Drôle de prénom que Pavlov. C’est
Awad, le père du garçon, qui l’affubla de ce sobriquet en le comparant au
fidèle compagnon qui suit son maître partout où il va. Nulle connotation négative,
ce pouvant même être flatteur puisque ce fils était celui à qui il allait transmettre
ses connaissances et ses habiletés à être un bon croque-mort. Il allait surtout
lui apprendre qu’on est tous égaux dans la mort, peu importe la vie qu’ils ont
menée ou la façon dont le décès est survenu.
La foi des défunts est bien sûr
en cause et les funérailles en sont l’expression la plus tangible. Pour les
uns, les jeunes miliciens les ayant défendus ont droit à des funérailles
militaires. Pour les vieillards décédés d’une mort naturelle, la famille suit
le cortège et pleure. Pour d’autres encore, sans foi ni loi, le père de Pavlov
refuse qu’on donne leur corps aux charognards; c’est pourquoi il s’est joint à
la Société du titre.
Le roman de Rawi Hage débute en
1978 et suit le cours des saisons, du printemps à l’hiver. Il a aussi un
prologue et un épilogue, vestibules de l’histoire. Le prologue met en place des
éléments clés du récit en établissant le rapport privilégié entre le cadet de la
famille et son père, lequel lui confie très tôt ce qu’il considère la part la
plus importante de son héritage : le respect des morts.

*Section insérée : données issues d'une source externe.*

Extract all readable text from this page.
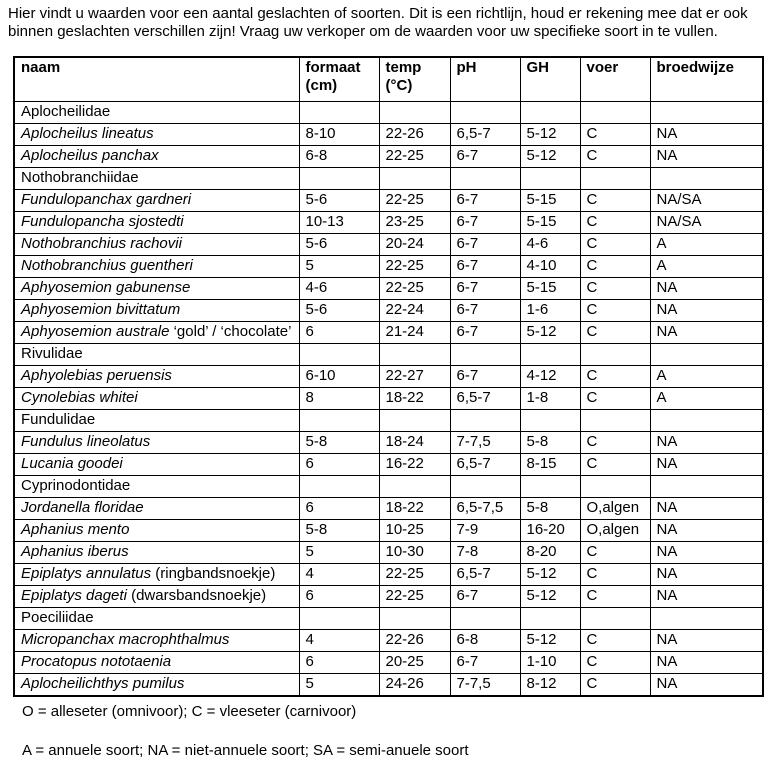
Hier vindt u waarden voor een aantal geslachten of soorten. Dit is een richtlijn, houd er rekening mee dat er ook binnen geslachten verschillen zijn! Vraag uw verkoper om de waarden voor uw specifieke soort in te vullen.

naam	formaat (cm)	temp (°C)	pH	GH	voer	broedwijze
Aplocheilidae						
Aplocheilus lineatus	8-10	22-26	6,5-7	5-12	C	NA
Aplocheilus panchax	6-8	22-25	6-7	5-12	C	NA
Nothobranchiidae						
Fundulopanchax gardneri	5-6	22-25	6-7	5-15	C	NA/SA
Fundulopancha sjostedti	10-13	23-25	6-7	5-15	C	NA/SA
Nothobranchius rachovii	5-6	20-24	6-7	4-6	C	A
Nothobranchius guentheri	5	22-25	6-7	4-10	C	A
Aphyosemion gabunense	4-6	22-25	6-7	5-15	C	NA
Aphyosemion bivittatum	5-6	22-24	6-7	1-6	C	NA
Aphyosemion australe ‘gold’ / ‘chocolate’	6	21-24	6-7	5-12	C	NA
Rivulidae						
Aphyolebias peruensis	6-10	22-27	6-7	4-12	C	A
Cynolebias whitei	8	18-22	6,5-7	1-8	C	A
Fundulidae						
Fundulus lineolatus	5-8	18-24	7-7,5	5-8	C	NA
Lucania goodei	6	16-22	6,5-7	8-15	C	NA
Cyprinodontidae						
Jordanella floridae	6	18-22	6,5-7,5	5-8	O,algen	NA
Aphanius mento	5-8	10-25	7-9	16-20	O,algen	NA
Aphanius iberus	5	10-30	7-8	8-20	C	NA
Epiplatys annulatus (ringbandsnoekje)	4	22-25	6,5-7	5-12	C	NA
Epiplatys dageti (dwarsbandsnoekje)	6	22-25	6-7	5-12	C	NA
Poeciliidae						
Micropanchax macrophthalmus	4	22-26	6-8	5-12	C	NA
Procatopus nototaenia	6	20-25	6-7	1-10	C	NA
Aplocheilichthys pumilus	5	24-26	7-7,5	8-12	C	NA

O = alleseter (omnivoor); C = vleeseter (carnivoor)

A = annuele soort; NA = niet-annuele soort; SA = semi-anuele soort
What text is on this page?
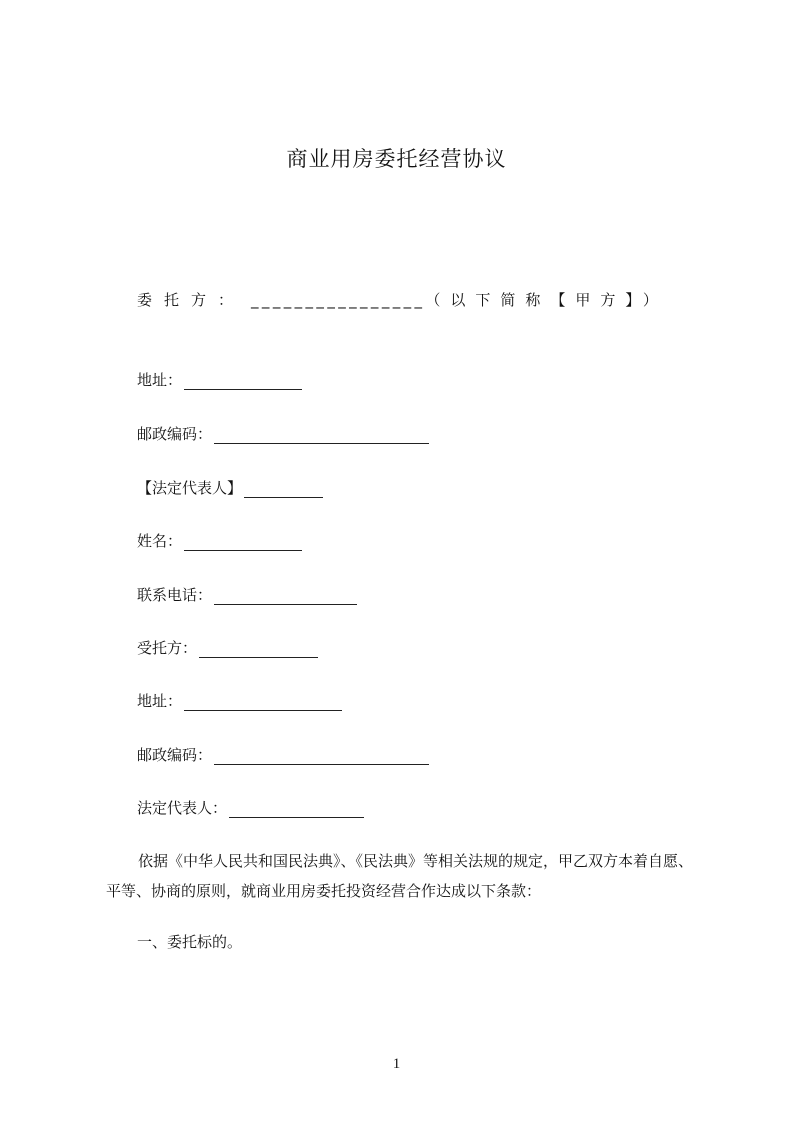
商业用房委托经营协议
委托方： ________________（以下简称【甲方】）
地址：
邮政编码：
【法定代表人】
姓名：
联系电话：
受托方：
地址：
邮政编码：
法定代表人：
依据《中华人民共和国民法典》、《民法典》等相关法规的规定，甲乙双方本着自愿、平等、协商的原则，就商业用房委托投资经营合作达成以下条款：
一、委托标的。
1
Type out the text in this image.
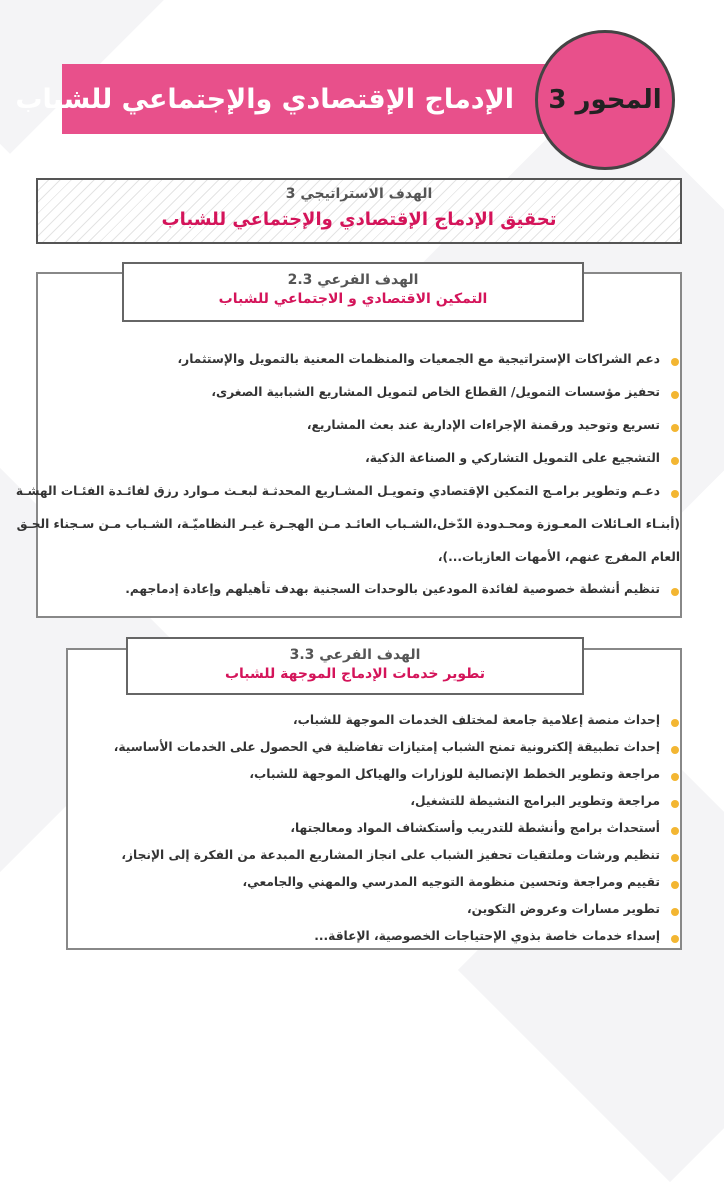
الإدماج الإقتصادي والإجتماعي للشباب المحور 3
الهدف الاستراتيجي 3
تحقيق الإدماج الإقتصادي والإجتماعي للشباب
الهدف الفرعي 2.3
التمكين الاقتصادي و الاجتماعي للشباب
دعم الشراكات الإستراتيجية مع الجمعيات والمنظمات المعنية بالتمويل والإستثمار،
تحفيز مؤسسات التمويل/ القطاع الخاص لتمويل المشاريع الشبابية الصغرى،
تسريع وتوحيد ورقمنة الإجراءات الإدارية عند بعث المشاريع،
التشجيع على التمويل التشاركي و الصناعة الذكية،
دعـم وتطوير برامـج التمكين الإقتصادي وتمويـل المشـاريع المحدثـة لبعـث مـوارد رزق لفائـدة الفئـات الهشـة
تنظيم أنشطة خصوصية لفائدة المودعين بالوحدات السجنية بهدف تأهيلهم وإعادة إدماجهم.
(أبنـاء العـائلات المعـوزة ومحـدودة الدّخل،الشـباب العائـد مـن الهجـرة غيـر النظاميّـة، الشـباب مـن سـجناء الحـق
العام المفرج عنهم، الأمهات العازبات...)،
الهدف الفرعي 3.3
تطوير خدمات الإدماج الموجهة للشباب
إحداث منصة إعلامية جامعة لمختلف الخدمات الموجهة للشباب،
إحداث تطبيقة إلكترونية تمنح الشباب إمتيازات تفاضلية في الحصول على الخدمات الأساسية،
مراجعة وتطوير الخطط الإتصالية للوزارات والهياكل الموجهة للشباب،
مراجعة وتطوير البرامج النشيطة للتشغيل،
أستحداث برامج وأنشطة للتدريب وأستكشاف المواد ومعالجتها،
تنظيم ورشات وملتقيات تحفيز الشباب على انجاز المشاريع المبدعة من الفكرة إلى الإنجاز،
تقييم ومراجعة وتحسين منظومة التوجيه المدرسي والمهني والجامعي،
تطوير مسارات وعروض التكوين،
إسداء خدمات خاصة بذوي الإحتياجات الخصوصية، الإعاقة...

Ainsi, il l’amène un jour dans
une maisonnette, loin de la ville, et qu’on rejoint par une route improbable. Cette
mansarde a deux pièces, l’une sert d’habitation et l’autre abrite un immense
four qu’on ne peut imaginer de l’extérieur. C’est dans ce foyer au gaz que sont
brûlés les corps des bannis de la société civile ou religieuse. Le rite funéraire,
établi par les membres de la Société secrète du feu de l’enfer, a été adapté par
Awad qui lui confère une certaine élévation du cœur et de l’esprit, un respect
d’humain à humain.
Les quatre saisons encadrent les sections
du roman, chacune comptant de neuf à onze tableaux, lesquels mettent en
situation les actions et les péripéties que vit Pavlov. On voit ainsi vieillir l’adolescent
du début qui semble préférer les morts aux vivants. Il n’en est pas moins un humaniste
près des marginaux et des rejetés de la société. Je pense ici à la « Vieille
dame », échouée au pied de l’escalier de son immeuble, sur laquelle il
veille sans qu’il en paraisse; elle et lui figurent un couple d’écorchés vifs.

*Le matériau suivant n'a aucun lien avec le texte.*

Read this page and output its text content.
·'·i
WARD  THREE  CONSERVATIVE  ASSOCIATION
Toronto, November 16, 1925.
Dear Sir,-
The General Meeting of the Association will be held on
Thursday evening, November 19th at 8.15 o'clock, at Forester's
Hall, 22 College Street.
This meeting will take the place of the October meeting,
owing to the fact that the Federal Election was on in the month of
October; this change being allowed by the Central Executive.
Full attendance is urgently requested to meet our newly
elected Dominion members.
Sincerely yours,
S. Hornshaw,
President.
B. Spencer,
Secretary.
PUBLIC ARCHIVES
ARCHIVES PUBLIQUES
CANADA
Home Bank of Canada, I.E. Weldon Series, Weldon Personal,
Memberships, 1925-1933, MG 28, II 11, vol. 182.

Je pense aussi à Nadja, la
prostituée venue un jour demander à son père d’honorer la mémoire d’une de ses
compagnes à laquelle on refusait d’être enterrée au cimetière. Impossible de ne
pas mentionner El-Marquis, épicurien, hédoniste et cavalier sans vergogne; c’est
lui qui a convaincu le père de Pavlov à se joindre à la Société et qui, par la
suite, a fait régulièrement appel à ses services pour que le corps des
sans-papiers d’Église ou d’État connaissent une éternité meilleure que celle des
cimetières.
Soulignant l’importance d’El-Marquis,
il ne faut pas oublier Hanneh et Manneh, ses précieux collaborateurs à moto. Enfin,
il y a Rex, le chien dont on a tué le maître, Tariq, et qui s’est mis à suivre
Pavlov comme son ombre, Pavlov-le-chien au pas de Pavlov-l’humain.
On rencontre la sœur et le frère
de Pavlov, le temps de régler la succession du père, ce qui représente un peu
des parts de l’entreprise de pompe funèbre dans laquelle il était partenaire
avec ses frères et ses neveux; à cela s’ajoutent tous les objets hétéroclites amassés
au fil des ans et qui seront proposés comme d’habitude à l’antiquaire avec qui
transigeait leur père.
Nathalie, sa sœur, habite dans un
autre village avec son époux Joseph et leur fille Rima. Pavlov aura une grande
affection pour l’enfant, espérant lui communiquer ses valeurs d’égalité et de
justice. Mais, le couple fuira le Liban et s’installera à Stockholm, en Suède. Beaucoup
plus tard, Nathalie reviendra au pays après le décès de son époux.
Il y a aussi « le Fils du
garagiste » [la majuscule est dans le texte], personnage qui nourrit du
ressentiment envers Pavlov, une rancœur ruminée depuis l’enfance. Ce personnage
illustre l’opiniâtreté vindicative que certains citoyens ont développée les uns
envers les autres. Il est milicien et, accessoirement, il est l’amant de Salwa,
une cousine de Pavlov que ce dernier appelle l’hyène.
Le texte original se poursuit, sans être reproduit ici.